И до сих пор многочисленные дореволюционные и белоэмигрантские публикации, посвященные масонству, в большинстве своем остаются вне поля зрения историков по понятным причинам: источник это весьма ненадежный, как и вся вообще публицистика, факты часто процентов на 90 вымышлены, а вместо осмысления, как правило, присутствует просто-напросто подтягивание их под заранее заданную концепцию.
Однако следовало бы когда-нибудь сделать их общий обзор, во-первых, с точки зрения социологической, что-нибудь вроде: «Масонство глазами российского обывателя», а во-вторых, чтобы проследить распространение информации и обрастание ее слухами. До сих пор все историки отделываются по этому поводу общими фразами: тут, мол, и так все всем понятно. Между тем, эти писания очень неоднородны по своему содержанию, авторам и уровню информированности.
Например, Н.А Свитков (Степанов) в своей брошюре, базирующейся, судя по всему, на материалах французской антимасонской лиги, приводил список русских масонов, насчитывающий сотни фамилий, и хотя туда попало несколько лиц, никогда никакого отношения к масонству не имевших, вплоть до Ленина, в основе своей список совпадает со списком Берберовой, несмотря на то, что составлен на полвека раньше.

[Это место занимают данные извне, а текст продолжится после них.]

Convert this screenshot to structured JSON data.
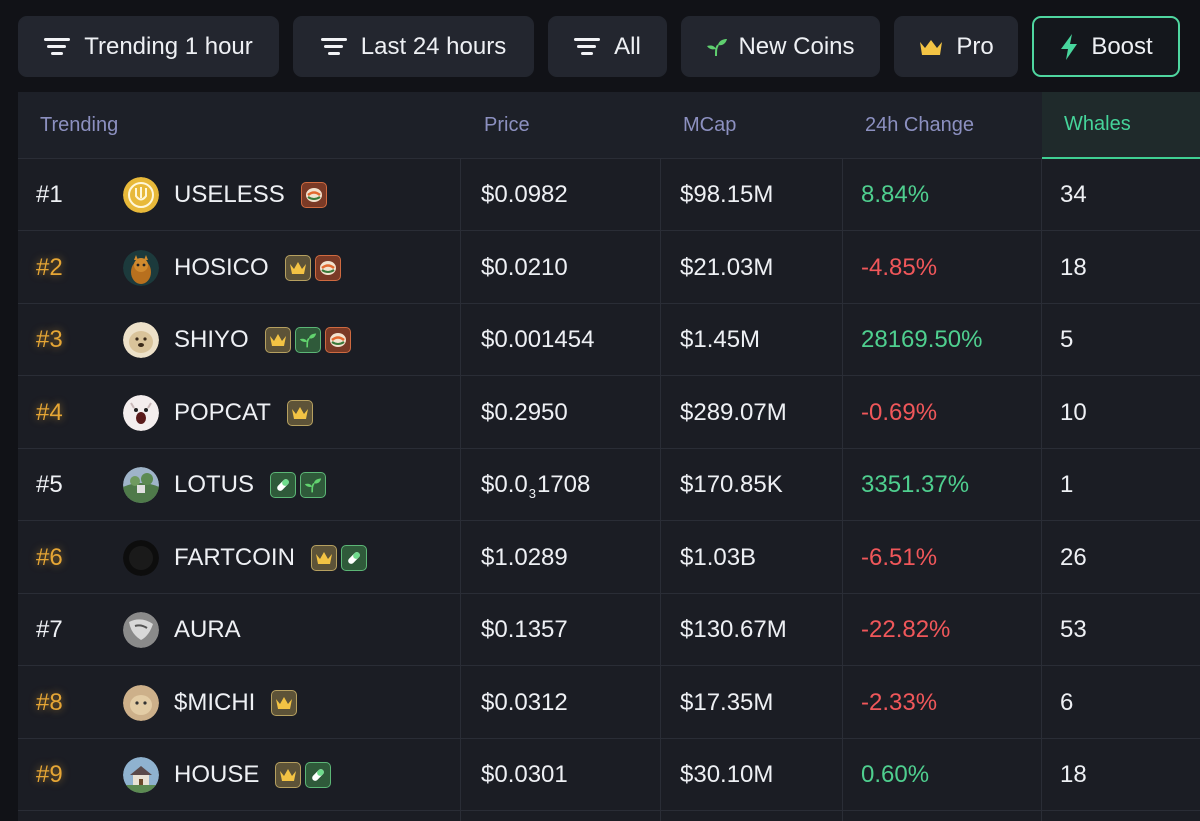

Большинство белоэмигрантских разоблачительных публикаций тридцатых годов легко возводится к брошюре Свиткова, добавлены лишь эмоции да домыслы, хотя и тут есть исключения. В нескольких публикациях этого рода, например, структура, иерархия и даже состав масонских лож в эмиграции воспроизводились в целом почти верно, хотя авторам свойственно было расширять список, зачисляя в масоны почти всех заметных людей, от Бунина до Ленина.
Помимо авторов, преследующих те или иные конъюнктурные соображения, были и историки, стремившиеся объективно разобраться в проблеме, не ставя себе задачей любыми средствами доказать то или иное мнение, не сообразуясь с фактами. На протяжении многих лет работали над темой масонства О.Ф. Соловьев, В.И. Старцев, А.Я. Аврех, и их публикации выгодно отличались от обычных публицистических писаний осторожным обращением с фактами и постоянными архивными поисками. Беда в том, что фактов в их распоряжении было не так уж много.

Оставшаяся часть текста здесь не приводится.